At this level, the company almost becomes an equation: “value = bitcoin + premium (or discount) + financing structure.” This is where the question tightens: are we still talking about an operating company, or a quasi-quoted fund with a software veneer?

This is exactly the debate that arises at MSCI. The index provider is examining the possibility of excluding companies whose crypto assets exceed 50% of the total from indices, with a decision expected in January (with a date mentioned around January 15, 2026, in some coverages). If MSCI decides, the impact would not be theoretical: JPMorgan pointed to a risk of forced sales that could reach $2.8 billion via passive funds. 

The Saylor response: “we don’t stack, we finance”

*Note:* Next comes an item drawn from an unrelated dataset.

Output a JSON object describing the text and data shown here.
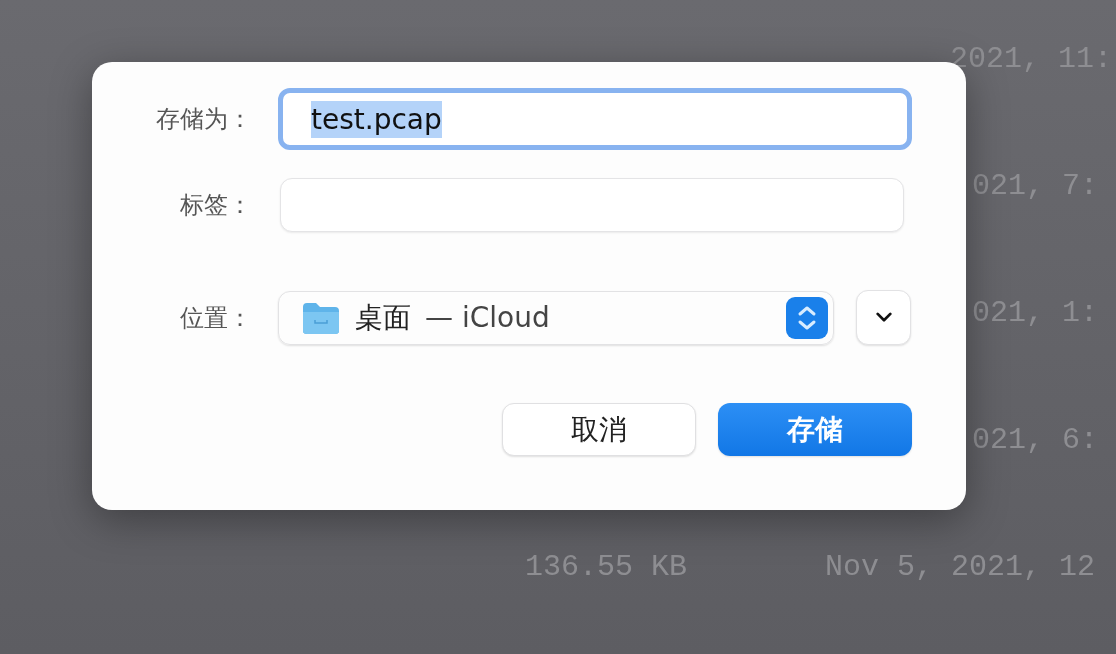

Against MSCI, Strategy favors the structure argument rather than conviction. In a letter dated December 10, Michael Saylor and CEO Phong Le defend the idea of a company issuing different instruments, notably preferred shares, to finance its purchases. According to them, this is a logic of financial operation, and not a simple passive accumulation of bitcoin.

At the same time, Strategy raised about 1.44 billion dollars, precisely to cut short doubts about its ability to pay dividends and debts if the share continued to decline. The mechanism sums it up: when fear settles in, some position themselves on “short bitcoin” as a knock-on effect. 

And the communication goes beyond technical defense. In Abu Dhabi, during Bitcoin MENA, Saylor spoke of “digital capital” and “digital gold,” adding a more ambitious idea: building a FORM of “digital credit” above bitcoin to produce yield, while attracting sovereign funds, banks, and family offices. This is the final bet: to make it accepted that Strategy is not a market accident, but a deliberate bridge between traditional indices and treasury in BTC.